Iowa - New Hampshire - Nominee.JPG

Two observations are relevant. First, Iowa and New Hampshire frequently disagree. They only have agreed four times, which is a sign that Iowa does not usually influence New Hampshire. Two of those four times, 1980 D and 2000 D, were contests where there was a clear frontrunner, so it probably would not be fair to say that Iowa influenced New Hampshire. The other two times were 1976 D and 2004 D. Here, you could make a case that Iowa influenced New Hampshire. And what did those two elections have in common? They both lacked strong frontrunners.

Thus, the influence of Iowa and New Hampshire seems to depend upon the quality of the frontrunners. Iowa can influence New Hampshire, and New Hampshire can upend the campaign dynamic, when the frontrunners are not strong. When the frontrunners are strong - at best, they only slow the march to victory.

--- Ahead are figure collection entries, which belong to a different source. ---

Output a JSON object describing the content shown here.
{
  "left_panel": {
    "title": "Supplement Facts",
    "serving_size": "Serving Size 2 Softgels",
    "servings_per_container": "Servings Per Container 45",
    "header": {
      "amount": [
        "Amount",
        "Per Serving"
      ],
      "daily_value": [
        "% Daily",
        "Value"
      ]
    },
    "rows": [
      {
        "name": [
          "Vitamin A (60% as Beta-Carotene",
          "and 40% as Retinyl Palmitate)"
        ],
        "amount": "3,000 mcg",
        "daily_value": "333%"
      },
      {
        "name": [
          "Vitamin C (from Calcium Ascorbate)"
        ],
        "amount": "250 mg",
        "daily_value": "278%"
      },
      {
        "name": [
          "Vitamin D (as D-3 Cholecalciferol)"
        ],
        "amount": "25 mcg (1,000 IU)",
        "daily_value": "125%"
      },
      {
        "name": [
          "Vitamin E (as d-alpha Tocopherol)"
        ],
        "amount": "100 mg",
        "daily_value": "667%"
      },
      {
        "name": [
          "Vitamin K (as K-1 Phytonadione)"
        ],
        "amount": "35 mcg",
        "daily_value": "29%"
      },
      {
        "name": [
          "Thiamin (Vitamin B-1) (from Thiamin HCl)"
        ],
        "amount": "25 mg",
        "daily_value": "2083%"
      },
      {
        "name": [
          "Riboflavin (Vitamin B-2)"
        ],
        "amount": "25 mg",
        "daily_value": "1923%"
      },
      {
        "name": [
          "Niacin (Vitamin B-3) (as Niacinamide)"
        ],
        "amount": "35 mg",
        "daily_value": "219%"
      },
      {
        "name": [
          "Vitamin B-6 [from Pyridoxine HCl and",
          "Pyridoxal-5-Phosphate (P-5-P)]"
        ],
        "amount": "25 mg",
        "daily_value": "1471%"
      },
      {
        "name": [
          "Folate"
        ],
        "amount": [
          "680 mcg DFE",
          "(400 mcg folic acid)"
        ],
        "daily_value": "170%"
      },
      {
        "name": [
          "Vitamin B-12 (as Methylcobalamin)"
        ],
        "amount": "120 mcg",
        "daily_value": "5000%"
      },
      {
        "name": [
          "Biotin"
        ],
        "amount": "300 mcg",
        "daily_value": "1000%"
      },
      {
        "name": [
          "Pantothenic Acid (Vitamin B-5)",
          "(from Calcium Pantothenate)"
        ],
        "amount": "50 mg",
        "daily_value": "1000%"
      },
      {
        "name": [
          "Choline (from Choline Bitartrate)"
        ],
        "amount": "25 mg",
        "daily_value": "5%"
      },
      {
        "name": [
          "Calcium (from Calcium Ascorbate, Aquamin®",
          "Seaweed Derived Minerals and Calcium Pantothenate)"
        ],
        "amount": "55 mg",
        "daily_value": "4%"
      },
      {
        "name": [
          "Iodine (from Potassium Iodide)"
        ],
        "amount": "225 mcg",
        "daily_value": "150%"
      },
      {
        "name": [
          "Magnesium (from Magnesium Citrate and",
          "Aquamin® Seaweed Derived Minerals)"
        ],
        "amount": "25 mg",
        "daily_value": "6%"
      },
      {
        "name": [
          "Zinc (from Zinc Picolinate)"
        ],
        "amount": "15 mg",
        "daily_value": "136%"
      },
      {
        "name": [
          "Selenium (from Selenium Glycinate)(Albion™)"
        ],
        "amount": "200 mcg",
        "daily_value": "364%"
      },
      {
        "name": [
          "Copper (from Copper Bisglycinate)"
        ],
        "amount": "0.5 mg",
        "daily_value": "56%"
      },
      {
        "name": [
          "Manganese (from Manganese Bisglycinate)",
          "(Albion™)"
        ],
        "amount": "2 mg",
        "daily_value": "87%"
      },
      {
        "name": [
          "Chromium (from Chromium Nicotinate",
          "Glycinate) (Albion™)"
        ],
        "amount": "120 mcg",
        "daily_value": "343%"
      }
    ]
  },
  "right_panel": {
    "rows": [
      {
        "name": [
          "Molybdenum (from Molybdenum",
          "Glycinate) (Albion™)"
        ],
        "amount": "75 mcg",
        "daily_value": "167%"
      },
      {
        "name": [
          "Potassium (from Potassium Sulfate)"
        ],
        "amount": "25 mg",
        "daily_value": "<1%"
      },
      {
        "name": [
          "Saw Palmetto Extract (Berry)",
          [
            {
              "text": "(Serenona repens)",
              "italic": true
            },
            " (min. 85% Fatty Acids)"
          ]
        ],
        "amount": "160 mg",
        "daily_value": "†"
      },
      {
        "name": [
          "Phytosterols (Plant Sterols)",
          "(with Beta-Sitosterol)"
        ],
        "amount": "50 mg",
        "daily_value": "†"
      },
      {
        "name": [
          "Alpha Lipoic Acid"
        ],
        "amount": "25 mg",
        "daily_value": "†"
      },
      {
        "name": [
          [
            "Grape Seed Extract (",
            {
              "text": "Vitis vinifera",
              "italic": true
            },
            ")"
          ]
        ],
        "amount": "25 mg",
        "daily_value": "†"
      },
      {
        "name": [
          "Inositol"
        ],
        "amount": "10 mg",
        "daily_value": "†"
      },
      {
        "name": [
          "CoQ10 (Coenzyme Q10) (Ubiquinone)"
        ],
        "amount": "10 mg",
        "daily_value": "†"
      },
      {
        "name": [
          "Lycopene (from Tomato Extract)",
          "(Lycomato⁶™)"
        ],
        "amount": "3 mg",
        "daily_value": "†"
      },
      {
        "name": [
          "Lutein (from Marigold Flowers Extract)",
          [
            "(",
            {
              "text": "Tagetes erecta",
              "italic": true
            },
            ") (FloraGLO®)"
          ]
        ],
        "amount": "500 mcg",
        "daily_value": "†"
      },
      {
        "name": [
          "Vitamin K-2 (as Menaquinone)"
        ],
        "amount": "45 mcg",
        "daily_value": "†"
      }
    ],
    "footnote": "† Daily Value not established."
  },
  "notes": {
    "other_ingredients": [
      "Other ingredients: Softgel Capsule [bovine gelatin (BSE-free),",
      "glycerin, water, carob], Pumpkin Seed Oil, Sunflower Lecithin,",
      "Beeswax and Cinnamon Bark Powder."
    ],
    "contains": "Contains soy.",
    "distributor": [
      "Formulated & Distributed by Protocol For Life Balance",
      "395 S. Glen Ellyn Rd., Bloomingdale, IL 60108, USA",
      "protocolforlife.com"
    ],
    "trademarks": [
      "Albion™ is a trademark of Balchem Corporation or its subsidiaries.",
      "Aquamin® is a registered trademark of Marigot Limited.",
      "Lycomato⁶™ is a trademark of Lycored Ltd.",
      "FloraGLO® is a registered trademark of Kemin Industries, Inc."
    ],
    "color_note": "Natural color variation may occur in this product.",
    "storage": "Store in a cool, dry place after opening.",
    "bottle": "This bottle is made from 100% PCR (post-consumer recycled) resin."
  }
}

This gives us an angle on understanding the role momentum might play this cycle. Clearly, the Republicans have no pre-election year frontrunner - like the Democrats in 1988. This means that momentum definitely could be a factor. As I said, we probably will not see the kind of successful slow-building momentum akin to what McCain almost had in 2000, though it is still possible. What is more likely is momentum that comes from a win in Iowa and/or New Hampshire - a candidate then uses those victories to launch himself beyond the rest of a lackluster field.

What about the Democrats? Over the summer, the press had built Hillary Clinton up as inevitable. Now, it sees her as particularly vulnerable. The reality has always been in the middle. She is a roughly average frontrunner with real strengths and real weaknesses - it will thus be hard, but not impossible, to beat her. Clinton's lead in the national polls right now is of middling size relative to past frontrunners: larger than what some frontrunners enjoyed, smaller than what others enjoyed. This is good for her. Furthermore, her supporters tend to be a good sample of the traditional bases of Democratic support. This is also good. But she has weaknesses. She has not dominated fundraising. If you factor out her Senate campaign transfers - you'd have to say that Obama out-raised her (without using federal PAC money). Further, Clinton's negative ratings are higher than previous frontrunners'. As frontrunners go, she is certainly stronger than Dean. But she is weaker than several past frontrunners. She is far from immune to being seriously affected by momentum. Obama could be a particular threat because he - unlike other insurgent candidates - can fight her dollar-for-dollar.

All in all, it is impossible to assign odds on whether momentum will be a factor this cycle. But there are strong indications that it could be. The bottom line is that neither party has a decisive frontrunner - which opens an opportunity for momentum to play a determinative role in who wins these battles.